Env-2 : Au-delà de la planification, un effort collectif
Le cadre législatif et réglementaire actuel précise que le calcul du solde d’artificialisation nette des sols (flux) se jouera uniquement dans le cadre de la fixation et du suivi des objectifs des documents de planification et d’urbanisme, et non à l’échelle des projets. Au-delà du rôle prépondérant des SRADDET, SCOT et PLU/I, comment s’assurer que la démarche ZAN intègre l’ensemble des dispositifs et acteurs de l’aménagement ? Quelles sont les limites d’un ZAN centré sur la planification ? Comment éviter la surenchère des potentielles « exceptions au ZAN » imaginées à l’échelle nationale et/ou locale (exemples : industries, projets nationaux et européens, agriculture, énergies renouvelables…) Faut-il intégrer une prise en compte du ZAN à tous les projets à partir d’un certain seuil ?

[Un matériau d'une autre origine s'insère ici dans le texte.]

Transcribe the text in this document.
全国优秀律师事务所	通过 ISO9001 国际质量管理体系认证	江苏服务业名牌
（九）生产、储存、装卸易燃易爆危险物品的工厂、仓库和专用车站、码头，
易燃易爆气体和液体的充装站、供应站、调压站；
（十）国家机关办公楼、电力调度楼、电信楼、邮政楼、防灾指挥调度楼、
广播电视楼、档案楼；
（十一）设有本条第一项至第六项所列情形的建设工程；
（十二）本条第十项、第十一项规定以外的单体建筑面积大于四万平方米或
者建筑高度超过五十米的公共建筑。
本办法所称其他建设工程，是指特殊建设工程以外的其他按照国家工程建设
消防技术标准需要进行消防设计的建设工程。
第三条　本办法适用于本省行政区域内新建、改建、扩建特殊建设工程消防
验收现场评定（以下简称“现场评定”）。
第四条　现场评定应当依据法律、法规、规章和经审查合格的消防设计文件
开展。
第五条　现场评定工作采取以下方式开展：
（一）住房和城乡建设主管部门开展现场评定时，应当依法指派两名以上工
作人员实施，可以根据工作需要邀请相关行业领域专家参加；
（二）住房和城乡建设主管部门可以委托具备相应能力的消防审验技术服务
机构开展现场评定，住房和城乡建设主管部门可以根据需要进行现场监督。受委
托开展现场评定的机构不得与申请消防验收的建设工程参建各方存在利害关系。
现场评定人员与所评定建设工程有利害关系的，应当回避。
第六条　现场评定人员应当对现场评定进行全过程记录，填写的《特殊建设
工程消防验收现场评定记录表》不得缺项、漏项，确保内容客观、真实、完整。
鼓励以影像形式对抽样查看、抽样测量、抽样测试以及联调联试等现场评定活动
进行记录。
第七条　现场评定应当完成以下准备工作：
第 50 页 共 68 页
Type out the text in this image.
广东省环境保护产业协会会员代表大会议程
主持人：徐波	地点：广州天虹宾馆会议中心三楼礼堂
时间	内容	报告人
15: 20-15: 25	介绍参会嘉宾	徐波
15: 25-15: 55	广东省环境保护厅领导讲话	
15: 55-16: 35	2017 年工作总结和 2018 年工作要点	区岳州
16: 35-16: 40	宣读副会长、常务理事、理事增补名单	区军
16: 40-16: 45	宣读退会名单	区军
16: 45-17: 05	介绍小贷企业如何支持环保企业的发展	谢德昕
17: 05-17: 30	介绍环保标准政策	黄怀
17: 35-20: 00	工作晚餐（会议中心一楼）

Env-3 : Mieux prévenir, éviter, réduire et compenser les impacts
L’application de la séquence éviter/réduire/compenser (ERC) ne concerne actuellement que les projets soumis à évaluation environnementale, soit « 10% à 15% des projets émis en France », ce qui signifie donc que dans 85% à 90% des cas, la séquence ERC n’est pas appliquée. Comment repenser le triptyque ERC à l’ère du ZAN ? En matière d’évitement d’abord, faut-il élargir le périmètre des sols « sanctuarisés » en Bretagne, notamment sur le littoral ? Comment mieux réduire les impacts de l’artificialisation, lorsqu’elle est autorisée, avec les nouveaux modes d’aménager ? Enfin, en matière de compensation, quelle échelle, quel dispositif technique et quelle gouvernance imaginer pour favoriser la circulation des fonciers artificialisés vers les fonciers agricoles et naturels ?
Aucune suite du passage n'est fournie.